I wanted to start a separate thread on trolling. Not so much trolling, but recognizing one’s own trollishness. I hadn’t heard the “if 5 people say you are ass” thing before (see Introduction thread from Hayder) but I know the sentiment. I once literally cleared a room at a party because someone brought up how I constantly challenge a mutual friend on facebook, and I went on a short rant about it. I think it’s him who is trolling everyone with his conspiracy theories but I realized no one really cares, they just want people to play nice.
But, that’s just being fun at a party or not. Forums can be a great place to vent your anger and also to attempt to engage someone who is a polar opposite of yourself and keep the conversation going despite the nastiest insults and questioning of each other’s intelligence. You can’t do that with neighbors in public.
The tension is, we are talking about things that matter. Actual lives are at stake and the “fabric of society”. So we need our posse, our in-group that supports us and provides us with fuel to keep up the fight, but if we aren’t being challenged with outside information, that diminishes the value of having a group at all. What has made this more complicated is it has become increasingly mainstream to call out bad behavior, so instead of 5 people calling you an ass, you have millions. Both sides of these debates can’t be right, but it also can’t be right that millions of people are simply assholes bent on destroying democracy.
I have more to say, but I’ll let the conversation begin. If it does.
Talking about trolling makes me wonder if I’m the one who doesn’t get it and am being irrational.
If someone here agrees with me and someone doesn’t, I naturally take the debate to the one who disagrees with me and use the one who agrees with me as confirmation I’m right. But what if we’re both wrong?
I swear that I understand logical fallacies and am reasonable and skeptical to the degree I assume is best. But what if I’m wrong and how can I find out?
Unfortunately the ‘opposition’ feels exactly the same way I do, so we go round and round with no progress.
Player, Sherlock, Mike, Xian and any other people like that all think they’re thinking critically. They can back each other just as easily as you, Tim, CC, Tee, Lois and others can support me in some ways.
I’m not really doubting that we’re in the right here. But since the other side is just as certain of their rightness, there’s not going to be any compromise or enlightenment.

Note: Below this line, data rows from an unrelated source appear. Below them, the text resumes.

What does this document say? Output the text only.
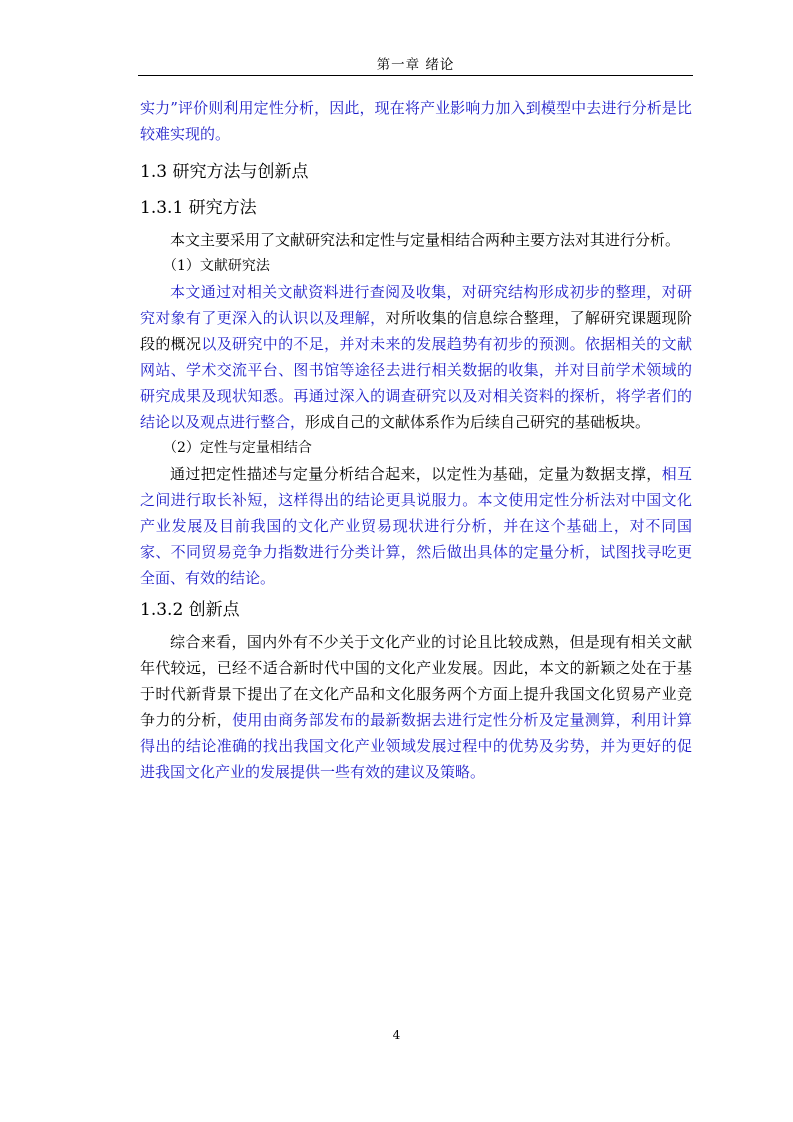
第一章 绪论

实力”评价则利用定性分析，因此，现在将产业影响力加入到模型中去进行分析是比较难实现的。

1.3 研究方法与创新点
1.3.1 研究方法

本文主要采用了文献研究法和定性与定量相结合两种主要方法对其进行分析。

（1）文献研究法

本文通过对相关文献资料进行查阅及收集，对研究结构形成初步的整理，对研究对象有了更深入的认识以及理解，对所收集的信息综合整理，了解研究课题现阶段的概况以及研究中的不足，并对未来的发展趋势有初步的预测。依据相关的文献网站、学术交流平台、图书馆等途径去进行相关数据的收集，并对目前学术领域的研究成果及现状知悉。再通过深入的调查研究以及对相关资料的探析，将学者们的结论以及观点进行整合，形成自己的文献体系作为后续自己研究的基础板块。

（2）定性与定量相结合

通过把定性描述与定量分析结合起来，以定性为基础，定量为数据支撑，相互之间进行取长补短，这样得出的结论更具说服力。本文使用定性分析法对中国文化产业发展及目前我国的文化产业贸易现状进行分析，并在这个基础上，对不同国家、不同贸易竞争力指数进行分类计算，然后做出具体的定量分析，试图找寻吃更全面、有效的结论。

1.3.2 创新点

综合来看，国内外有不少关于文化产业的讨论且比较成熟，但是现有相关文献年代较远，已经不适合新时代中国的文化产业发展。因此，本文的新颖之处在于基于时代新背景下提出了在文化产品和文化服务两个方面上提升我国文化贸易产业竞争力的分析，使用由商务部发布的最新数据去进行定性分析及定量测算，利用计算得出的结论准确的找出我国文化产业领域发展过程中的优势及劣势，并为更好的促进我国文化产业的发展提供一些有效的建议及策略。

4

If the members of the other side went to some critical thinking courses listed in your link, I honestly doubt they’d change at all. They are too adept at believing conflicting ideas and rationalizing things to see how terrible their reasoning is.
People who can’t communicate clearly and who can’t develop reasonable arguments and who are a-holes in the presentation of their beliefs, do not set the occasion for me to re-examine my beliefs. At most, they prompt me to put down their irresponsible, irrational, poorly constructed assertions.

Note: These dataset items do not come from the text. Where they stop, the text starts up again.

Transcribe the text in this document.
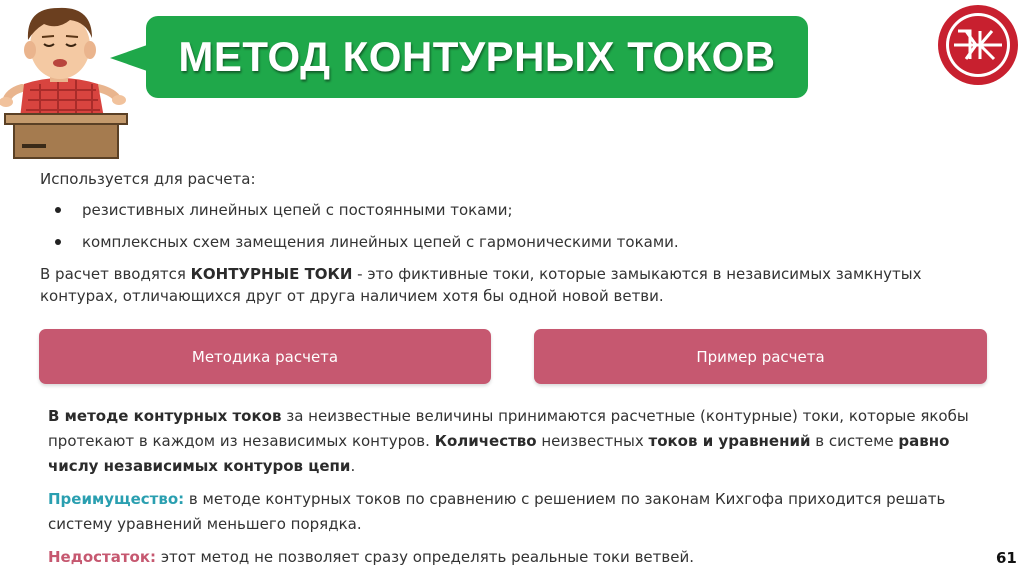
МЕТОД КОНТУРНЫХ ТОКОВ

Используется для расчета:

резистивных линейных цепей с постоянными токами;
комплексных схем замещения линейных цепей с гармоническими токами.

В расчет вводятся КОНТУРНЫЕ ТОКИ - это фиктивные токи, которые замыкаются в независимых замкнутых контурах, отличающихся друг от друга наличием хотя бы одной новой ветви.

Методика расчета	Пример расчета

В методе контурных токов за неизвестные величины принимаются расчетные (контурные) токи, которые якобы протекают в каждом из независимых контуров. Количество неизвестных токов и уравнений в системе равно числу независимых контуров цепи.

Преимущество: в методе контурных токов по сравнению с решением по законам Кихгофа приходится решать систему уравнений меньшего порядка.

Недостаток: этот метод не позволяет сразу определять реальные токи ветвей.	61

I have had, in the past, VERY challenging attempts, on my part, to express and defend my stance on subjects against very effective communicators and very effective debaters. I’m talking about someone whose “conservative” stance on the subject was diametrically opposed to mine. Now that was a challenge to me to re-evaluate how I looked at the issue. But persons of those qualities seem to be few and far between.
People who can’t support their assertions with evidence or shy away from their convictions when challenged are not to be taken seriously from that point moving forward.
At face value, that seems like a reasonable rule for you to go by, but in light of all that you have shown thru your posts, in general, I imagine you would very likely screw it up.
For example, I think you might pick out some phrase or non-contextual point and claim that as an example of someone being unable to support their assertions. And I imagine that you would very likely assume that you know what someone’s “convictions” are and then erroneously interpret some other poorly relevant portion of what they subsequently said as being them “shying away from their convictions.”
"If one person calls you an ass, pay no attention to him. But if five people call you an ass, go out and buy yourself a saddle."
— Yiddish proverb (or Chinese proverb, or Shakespeare or John Wayne or…or…or)
Variations on the saying have been around forever. It’s a favorite of mine, and within reason, I really do try to apply it.
I also try to check for my own cognitive bias. I realize that the ability to do this is limited by it’s very fact, but I want to believe it’s better than not thinking to check.
I have changed my mind on a few issues over the last couple of years, and had to admit I was wrong. I think some people never do that.